Un eccesso di aspettative può sovente giocare brutti scherzi allo spettatore.
Lo sguardo gelido e distante di Eastwood (non dissimile dalla rappresentazione di Clooney ne “Le idi di marzo”) su di un personaggio altrettanto gelido e distante non coinvolge emotivamente, regala una visione critica ma asettica di John Edgar Hoover, una regia perfetta, troppo perfetta, e l’elettrocardiogramma si conserva piatto, e si finisce con la sensazione di aver assaggiato l’antipasto freddo di un pranzo che non c’è.

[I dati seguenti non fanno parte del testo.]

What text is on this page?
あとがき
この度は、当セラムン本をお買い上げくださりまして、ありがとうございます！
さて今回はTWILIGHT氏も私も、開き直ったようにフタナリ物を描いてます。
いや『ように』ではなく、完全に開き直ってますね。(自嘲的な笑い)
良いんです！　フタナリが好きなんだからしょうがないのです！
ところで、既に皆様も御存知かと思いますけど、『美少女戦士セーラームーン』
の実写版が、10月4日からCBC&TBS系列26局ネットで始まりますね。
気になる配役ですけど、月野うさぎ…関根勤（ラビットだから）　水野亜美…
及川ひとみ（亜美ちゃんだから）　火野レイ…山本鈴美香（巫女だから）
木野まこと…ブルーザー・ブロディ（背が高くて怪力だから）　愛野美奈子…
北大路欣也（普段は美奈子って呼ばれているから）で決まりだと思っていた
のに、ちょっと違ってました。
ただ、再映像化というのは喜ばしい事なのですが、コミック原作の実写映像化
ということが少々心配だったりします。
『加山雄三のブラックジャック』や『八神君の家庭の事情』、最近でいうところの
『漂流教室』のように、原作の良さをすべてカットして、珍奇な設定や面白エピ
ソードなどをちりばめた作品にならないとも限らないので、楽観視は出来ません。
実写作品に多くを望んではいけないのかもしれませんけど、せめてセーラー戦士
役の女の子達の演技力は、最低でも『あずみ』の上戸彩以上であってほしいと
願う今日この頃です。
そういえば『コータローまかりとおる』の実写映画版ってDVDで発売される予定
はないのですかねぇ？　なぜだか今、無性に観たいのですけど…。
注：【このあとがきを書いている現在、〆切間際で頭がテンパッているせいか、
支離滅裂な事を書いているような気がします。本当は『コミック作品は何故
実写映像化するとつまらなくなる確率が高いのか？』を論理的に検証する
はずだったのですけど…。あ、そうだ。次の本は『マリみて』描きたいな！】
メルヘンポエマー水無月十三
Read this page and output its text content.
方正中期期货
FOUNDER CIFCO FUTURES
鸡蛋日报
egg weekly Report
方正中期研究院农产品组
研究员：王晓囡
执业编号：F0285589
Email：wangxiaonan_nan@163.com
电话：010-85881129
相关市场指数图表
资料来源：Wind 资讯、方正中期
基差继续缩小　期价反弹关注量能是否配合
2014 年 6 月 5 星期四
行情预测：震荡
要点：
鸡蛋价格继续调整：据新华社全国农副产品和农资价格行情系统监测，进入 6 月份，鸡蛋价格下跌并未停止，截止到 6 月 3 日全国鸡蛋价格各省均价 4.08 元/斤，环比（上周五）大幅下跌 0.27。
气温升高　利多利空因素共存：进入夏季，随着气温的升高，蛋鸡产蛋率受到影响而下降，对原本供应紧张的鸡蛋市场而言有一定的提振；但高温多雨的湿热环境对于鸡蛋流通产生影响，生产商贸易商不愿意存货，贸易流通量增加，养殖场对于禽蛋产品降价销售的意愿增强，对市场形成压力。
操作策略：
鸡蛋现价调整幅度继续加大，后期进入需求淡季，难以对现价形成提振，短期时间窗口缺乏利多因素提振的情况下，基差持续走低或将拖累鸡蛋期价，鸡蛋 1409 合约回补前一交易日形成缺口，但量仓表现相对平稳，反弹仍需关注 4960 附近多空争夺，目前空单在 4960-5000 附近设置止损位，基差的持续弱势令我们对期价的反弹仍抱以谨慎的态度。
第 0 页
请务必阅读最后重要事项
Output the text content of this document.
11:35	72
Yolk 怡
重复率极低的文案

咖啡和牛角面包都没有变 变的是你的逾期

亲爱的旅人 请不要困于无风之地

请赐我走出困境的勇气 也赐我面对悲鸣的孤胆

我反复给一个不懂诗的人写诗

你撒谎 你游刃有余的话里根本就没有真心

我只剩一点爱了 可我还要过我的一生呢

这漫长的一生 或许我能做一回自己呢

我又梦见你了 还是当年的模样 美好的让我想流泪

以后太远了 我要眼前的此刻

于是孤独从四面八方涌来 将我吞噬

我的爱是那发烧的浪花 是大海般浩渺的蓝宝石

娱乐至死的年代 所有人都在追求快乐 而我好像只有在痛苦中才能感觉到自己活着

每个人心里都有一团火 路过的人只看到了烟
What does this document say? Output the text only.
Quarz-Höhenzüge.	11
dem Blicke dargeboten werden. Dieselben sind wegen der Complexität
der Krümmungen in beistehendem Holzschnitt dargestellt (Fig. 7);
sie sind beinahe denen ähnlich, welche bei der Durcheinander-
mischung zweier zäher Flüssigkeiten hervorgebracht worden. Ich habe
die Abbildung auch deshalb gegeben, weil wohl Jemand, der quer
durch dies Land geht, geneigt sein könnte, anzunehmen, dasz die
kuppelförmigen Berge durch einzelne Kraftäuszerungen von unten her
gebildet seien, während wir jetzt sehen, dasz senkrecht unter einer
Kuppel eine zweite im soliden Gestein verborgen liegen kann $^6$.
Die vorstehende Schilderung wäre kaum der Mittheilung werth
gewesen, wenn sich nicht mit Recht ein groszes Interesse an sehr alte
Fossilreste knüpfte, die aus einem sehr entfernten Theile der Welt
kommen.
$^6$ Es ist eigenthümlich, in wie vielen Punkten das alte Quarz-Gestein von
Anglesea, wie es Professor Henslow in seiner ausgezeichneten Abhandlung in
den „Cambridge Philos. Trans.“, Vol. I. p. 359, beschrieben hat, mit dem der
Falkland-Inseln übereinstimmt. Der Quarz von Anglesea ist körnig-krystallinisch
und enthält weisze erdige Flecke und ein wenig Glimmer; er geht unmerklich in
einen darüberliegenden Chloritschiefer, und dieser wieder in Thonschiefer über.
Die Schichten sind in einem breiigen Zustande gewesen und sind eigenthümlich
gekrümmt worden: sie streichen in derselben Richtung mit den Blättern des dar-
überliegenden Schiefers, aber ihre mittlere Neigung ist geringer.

La critica è rivolta all’assenza di emozioni che accompagna tutto il percorso del film, che diviene quasi un documentario, un reportage, nonostante le ineccepibili prove attoriali di DiCaprio, Dench (sempre un gradino sopra gli altri), Watts e Hammer.
In “J.Edgar” emergono i lati sgradevoli di Hoover, le menzogne, le incoerenze dell’uomo che ha rivoluzionato l’FBI, presiedendola per un cinquantennio sotto l’egida di otto diversi capi di stato, ma non c’è trepidazione alcuna, non si freme nell’attesa di un evento, quasi fossimo lungo una highway americana, rettilinea e infinita (ma senza il contrappeso del paesaggio a indorare gli occhi di chi guida).
E allora ci si chiede se Hoover, personaggio legato profondamente alla storia americana del ‘900, ma rapito dai principi sulla sicurezza nazionale e dall’ossessione di una perfezione inattaccabile al punto di dimenticarsi di vivere, meritasse le attenzioni di un grande regista, quale Eastwood rimane.
Il cinema dovrebbe emozionare, sempre.